И все-таки спустились мы вниз без посторонней помощи. Хозяину гостиницы, который, взглянув на наши измученные лица, спросил насмешливо, как все прошло, мы гордо ответили, что отлично прогулялись, и, заплатив по счету, с достоинством отправились восвояси. Это и называлось «отведать медвежатины», и теперь, спустя столько лет, я жалею, что так мало отведал, потому что ничто из всего хорошего, что дарила мне жизнь, не оставило в памяти подобного вкуса – вкуса силы и свободы, пусть даже свободы ошибаться, оставаясь при этом хозяином своей судьбы. И я благодарен Сандро, который сознательно вовлекал меня в трудные предприятия, лишь на первый взгляд казавшиеся безрассудными; я точно знаю, что позже этот опыт мне пригодился.

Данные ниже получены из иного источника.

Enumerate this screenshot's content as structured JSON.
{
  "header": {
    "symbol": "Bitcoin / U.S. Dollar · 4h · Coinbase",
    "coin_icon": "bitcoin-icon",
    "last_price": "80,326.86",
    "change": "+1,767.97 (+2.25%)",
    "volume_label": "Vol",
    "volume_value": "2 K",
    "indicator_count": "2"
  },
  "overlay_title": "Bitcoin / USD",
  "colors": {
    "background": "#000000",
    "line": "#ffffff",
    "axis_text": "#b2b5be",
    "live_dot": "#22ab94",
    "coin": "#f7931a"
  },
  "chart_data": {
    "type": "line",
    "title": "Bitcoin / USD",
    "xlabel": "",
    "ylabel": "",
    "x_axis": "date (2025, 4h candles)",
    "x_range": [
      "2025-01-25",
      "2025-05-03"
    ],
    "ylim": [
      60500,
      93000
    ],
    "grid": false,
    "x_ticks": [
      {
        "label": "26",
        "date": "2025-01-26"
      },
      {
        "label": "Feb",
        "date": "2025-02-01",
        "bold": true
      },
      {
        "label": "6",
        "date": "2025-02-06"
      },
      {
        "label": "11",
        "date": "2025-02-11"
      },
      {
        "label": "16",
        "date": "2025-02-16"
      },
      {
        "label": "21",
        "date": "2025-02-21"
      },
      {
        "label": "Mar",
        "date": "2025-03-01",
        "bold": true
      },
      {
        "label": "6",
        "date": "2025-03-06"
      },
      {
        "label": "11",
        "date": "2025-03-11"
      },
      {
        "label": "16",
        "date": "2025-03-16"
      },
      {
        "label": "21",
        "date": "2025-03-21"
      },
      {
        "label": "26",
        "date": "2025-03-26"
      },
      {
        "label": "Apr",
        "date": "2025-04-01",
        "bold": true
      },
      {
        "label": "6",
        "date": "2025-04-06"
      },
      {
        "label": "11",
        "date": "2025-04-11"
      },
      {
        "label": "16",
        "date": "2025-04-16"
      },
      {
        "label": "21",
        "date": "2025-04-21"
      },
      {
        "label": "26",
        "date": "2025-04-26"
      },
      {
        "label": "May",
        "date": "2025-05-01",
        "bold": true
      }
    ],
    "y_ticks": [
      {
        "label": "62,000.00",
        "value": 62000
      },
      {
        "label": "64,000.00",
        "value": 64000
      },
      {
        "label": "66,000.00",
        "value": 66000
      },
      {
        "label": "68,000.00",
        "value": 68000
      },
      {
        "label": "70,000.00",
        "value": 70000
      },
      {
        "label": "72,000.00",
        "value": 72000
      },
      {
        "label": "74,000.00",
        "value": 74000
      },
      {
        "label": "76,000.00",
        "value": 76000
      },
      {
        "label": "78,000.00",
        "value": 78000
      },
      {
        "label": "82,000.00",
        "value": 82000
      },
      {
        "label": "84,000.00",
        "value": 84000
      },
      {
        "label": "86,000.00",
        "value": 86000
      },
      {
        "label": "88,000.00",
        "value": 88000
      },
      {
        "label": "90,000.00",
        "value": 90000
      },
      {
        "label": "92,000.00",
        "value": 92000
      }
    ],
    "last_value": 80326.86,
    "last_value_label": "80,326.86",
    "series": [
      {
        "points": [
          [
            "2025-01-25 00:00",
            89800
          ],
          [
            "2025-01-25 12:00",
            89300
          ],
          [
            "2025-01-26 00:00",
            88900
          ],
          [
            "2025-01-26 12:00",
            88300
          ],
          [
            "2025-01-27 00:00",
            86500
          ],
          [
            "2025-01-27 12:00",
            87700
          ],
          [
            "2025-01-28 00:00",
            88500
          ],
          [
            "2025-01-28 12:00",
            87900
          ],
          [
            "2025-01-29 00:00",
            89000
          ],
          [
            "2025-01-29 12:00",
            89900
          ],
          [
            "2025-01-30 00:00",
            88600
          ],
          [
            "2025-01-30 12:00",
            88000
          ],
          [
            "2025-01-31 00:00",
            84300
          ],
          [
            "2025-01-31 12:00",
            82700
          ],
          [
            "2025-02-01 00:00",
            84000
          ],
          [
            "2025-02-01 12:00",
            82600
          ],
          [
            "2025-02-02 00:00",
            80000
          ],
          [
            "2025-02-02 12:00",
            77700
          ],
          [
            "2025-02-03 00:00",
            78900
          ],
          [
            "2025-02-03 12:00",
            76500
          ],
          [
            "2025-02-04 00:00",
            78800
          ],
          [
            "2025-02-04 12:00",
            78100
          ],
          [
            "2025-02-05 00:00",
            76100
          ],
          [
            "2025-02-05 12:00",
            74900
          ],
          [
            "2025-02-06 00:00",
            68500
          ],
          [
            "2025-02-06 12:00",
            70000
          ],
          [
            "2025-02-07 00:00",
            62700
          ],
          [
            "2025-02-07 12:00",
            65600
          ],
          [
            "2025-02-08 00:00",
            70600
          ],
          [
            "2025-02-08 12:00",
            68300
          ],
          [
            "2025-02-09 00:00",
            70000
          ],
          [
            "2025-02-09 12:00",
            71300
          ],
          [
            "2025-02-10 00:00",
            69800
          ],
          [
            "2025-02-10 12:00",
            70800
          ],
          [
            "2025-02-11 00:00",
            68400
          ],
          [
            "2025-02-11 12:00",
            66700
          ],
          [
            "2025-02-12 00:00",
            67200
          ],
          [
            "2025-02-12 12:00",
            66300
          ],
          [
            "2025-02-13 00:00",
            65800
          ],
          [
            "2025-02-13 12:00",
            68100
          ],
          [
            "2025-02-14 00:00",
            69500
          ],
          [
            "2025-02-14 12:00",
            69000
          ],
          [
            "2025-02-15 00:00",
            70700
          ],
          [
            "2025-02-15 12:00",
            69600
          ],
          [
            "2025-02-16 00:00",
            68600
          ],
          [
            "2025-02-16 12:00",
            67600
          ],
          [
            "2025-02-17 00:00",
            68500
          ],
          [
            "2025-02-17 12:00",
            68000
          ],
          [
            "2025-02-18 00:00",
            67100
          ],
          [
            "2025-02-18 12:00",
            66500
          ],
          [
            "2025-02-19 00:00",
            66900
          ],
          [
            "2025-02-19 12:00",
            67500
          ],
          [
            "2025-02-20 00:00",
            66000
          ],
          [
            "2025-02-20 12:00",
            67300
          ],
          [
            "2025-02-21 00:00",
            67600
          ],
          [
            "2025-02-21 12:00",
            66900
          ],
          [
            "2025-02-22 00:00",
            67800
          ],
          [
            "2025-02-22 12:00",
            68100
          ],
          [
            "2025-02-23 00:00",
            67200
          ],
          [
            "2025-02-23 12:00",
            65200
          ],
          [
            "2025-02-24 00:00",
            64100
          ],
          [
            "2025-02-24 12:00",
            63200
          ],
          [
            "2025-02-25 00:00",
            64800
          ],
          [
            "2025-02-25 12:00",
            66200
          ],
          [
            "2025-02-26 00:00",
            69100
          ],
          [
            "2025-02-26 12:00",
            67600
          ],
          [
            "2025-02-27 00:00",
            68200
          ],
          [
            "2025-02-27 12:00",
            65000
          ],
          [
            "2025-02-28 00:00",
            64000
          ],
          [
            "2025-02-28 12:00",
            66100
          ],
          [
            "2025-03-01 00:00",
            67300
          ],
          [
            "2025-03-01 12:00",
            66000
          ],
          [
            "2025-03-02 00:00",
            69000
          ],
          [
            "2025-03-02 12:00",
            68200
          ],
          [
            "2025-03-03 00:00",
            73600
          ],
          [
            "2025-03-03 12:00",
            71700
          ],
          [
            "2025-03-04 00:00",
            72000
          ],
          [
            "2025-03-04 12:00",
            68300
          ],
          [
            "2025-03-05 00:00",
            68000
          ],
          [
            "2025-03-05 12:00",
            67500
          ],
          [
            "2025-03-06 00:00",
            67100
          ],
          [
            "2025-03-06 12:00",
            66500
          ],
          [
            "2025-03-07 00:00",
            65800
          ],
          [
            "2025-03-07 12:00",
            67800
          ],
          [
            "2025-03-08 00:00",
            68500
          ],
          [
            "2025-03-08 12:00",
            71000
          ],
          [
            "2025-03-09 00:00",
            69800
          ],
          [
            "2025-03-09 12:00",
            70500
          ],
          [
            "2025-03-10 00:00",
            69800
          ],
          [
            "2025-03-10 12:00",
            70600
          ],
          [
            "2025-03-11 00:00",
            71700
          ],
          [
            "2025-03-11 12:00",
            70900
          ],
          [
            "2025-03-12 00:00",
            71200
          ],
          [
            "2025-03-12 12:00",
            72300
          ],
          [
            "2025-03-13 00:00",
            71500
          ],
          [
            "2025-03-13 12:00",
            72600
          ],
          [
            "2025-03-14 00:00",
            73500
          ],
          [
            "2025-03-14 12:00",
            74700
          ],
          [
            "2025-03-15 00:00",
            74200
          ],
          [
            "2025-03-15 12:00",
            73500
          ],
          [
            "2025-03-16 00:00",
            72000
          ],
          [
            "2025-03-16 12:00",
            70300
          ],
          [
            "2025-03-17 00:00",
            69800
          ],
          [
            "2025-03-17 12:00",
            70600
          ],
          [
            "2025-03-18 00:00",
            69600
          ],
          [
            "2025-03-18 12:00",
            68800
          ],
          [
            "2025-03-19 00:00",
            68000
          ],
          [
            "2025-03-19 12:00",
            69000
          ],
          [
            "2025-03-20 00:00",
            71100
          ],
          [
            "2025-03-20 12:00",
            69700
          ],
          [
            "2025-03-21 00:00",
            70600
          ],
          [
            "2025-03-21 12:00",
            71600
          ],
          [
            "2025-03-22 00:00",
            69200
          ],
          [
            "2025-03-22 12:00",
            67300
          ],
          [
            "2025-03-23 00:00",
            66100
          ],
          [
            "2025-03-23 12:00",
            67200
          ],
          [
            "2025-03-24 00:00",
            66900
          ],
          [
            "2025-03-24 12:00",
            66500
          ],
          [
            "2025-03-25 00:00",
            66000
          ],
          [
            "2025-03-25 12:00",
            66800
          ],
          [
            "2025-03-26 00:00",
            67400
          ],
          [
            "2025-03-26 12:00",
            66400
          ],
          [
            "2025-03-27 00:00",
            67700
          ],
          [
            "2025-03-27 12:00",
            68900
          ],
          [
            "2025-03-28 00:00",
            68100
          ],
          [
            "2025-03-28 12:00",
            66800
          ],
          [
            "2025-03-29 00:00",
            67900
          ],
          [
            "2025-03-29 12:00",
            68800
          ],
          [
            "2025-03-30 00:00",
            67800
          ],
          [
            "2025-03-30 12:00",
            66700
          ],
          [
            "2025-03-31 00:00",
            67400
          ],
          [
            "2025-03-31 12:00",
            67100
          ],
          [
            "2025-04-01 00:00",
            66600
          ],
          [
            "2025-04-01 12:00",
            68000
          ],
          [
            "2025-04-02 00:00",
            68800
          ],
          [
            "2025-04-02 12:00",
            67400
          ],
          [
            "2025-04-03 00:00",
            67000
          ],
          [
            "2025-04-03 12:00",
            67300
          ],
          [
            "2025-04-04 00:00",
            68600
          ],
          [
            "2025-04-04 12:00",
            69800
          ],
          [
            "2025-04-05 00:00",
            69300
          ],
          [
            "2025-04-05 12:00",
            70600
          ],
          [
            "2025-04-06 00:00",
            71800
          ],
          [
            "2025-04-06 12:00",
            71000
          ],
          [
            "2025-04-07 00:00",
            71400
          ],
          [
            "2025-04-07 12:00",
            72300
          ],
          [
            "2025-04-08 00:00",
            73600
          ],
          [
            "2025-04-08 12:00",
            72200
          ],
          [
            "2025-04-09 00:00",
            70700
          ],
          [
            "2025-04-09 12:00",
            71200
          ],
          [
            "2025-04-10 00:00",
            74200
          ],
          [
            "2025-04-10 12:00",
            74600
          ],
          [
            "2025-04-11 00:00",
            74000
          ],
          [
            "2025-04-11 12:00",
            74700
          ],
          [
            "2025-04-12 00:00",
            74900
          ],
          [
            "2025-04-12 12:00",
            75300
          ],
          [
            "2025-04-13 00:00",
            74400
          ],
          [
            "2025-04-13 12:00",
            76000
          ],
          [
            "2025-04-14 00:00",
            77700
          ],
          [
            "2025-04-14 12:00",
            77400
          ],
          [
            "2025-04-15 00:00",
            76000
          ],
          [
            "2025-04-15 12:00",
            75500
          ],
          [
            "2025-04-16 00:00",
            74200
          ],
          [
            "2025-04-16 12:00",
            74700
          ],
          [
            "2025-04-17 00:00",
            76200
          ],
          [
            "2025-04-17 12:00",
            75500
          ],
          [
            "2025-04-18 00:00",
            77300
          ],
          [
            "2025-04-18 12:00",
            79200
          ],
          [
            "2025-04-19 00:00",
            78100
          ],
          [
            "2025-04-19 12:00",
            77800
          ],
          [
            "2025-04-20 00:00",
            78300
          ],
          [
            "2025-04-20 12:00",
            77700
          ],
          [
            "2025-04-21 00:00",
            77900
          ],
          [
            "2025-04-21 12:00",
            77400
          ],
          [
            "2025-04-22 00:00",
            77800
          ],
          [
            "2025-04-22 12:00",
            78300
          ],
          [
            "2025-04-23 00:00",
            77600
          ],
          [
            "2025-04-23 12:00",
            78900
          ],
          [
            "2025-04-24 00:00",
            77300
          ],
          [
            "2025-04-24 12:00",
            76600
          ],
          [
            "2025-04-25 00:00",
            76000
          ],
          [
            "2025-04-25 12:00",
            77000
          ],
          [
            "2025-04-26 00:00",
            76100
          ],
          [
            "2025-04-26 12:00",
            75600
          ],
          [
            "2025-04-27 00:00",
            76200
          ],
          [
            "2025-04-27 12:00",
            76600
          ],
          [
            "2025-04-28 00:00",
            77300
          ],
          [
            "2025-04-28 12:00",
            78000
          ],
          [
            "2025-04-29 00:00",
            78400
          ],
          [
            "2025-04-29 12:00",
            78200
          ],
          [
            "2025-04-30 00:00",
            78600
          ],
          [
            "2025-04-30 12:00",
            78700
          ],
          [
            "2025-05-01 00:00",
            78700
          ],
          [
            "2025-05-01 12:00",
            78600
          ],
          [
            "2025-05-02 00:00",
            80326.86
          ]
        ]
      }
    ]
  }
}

Ему самому – нет, во всяком случае, он его не уберег: Сандро, Сандро Дельмастро погиб среди первых в пьемонтском боевом отряде Партии действия. В апреле сорок четвертого года после нескольких месяцев неравной борьбы он был схвачен фашистами и отправлен в Кунео. При попытке к бегству был убит автоматной очередью, выпущенной ему в затылок безжалостным ребенком-палачом, озлобленным пятнадцатилетним охранником, одним из тех, кого республика Сало набирала в колониях для малолетних преступников. Его тело долго лежало на улице, потому что фашисты не разрешали его похоронить.

Сегодня я знаю, что обряжать человека в слова, возрождать его на листе бумаги, особенно такого, как Сандро, – дело безнадежное. Он был не из тех, о ком рассказывают, не из тех, кому ставят памятники, над которыми, кстати, сам он всегда смеялся. Человек действий, он существовал только в них, и от него ничего не осталось. Ничего, кроме слов.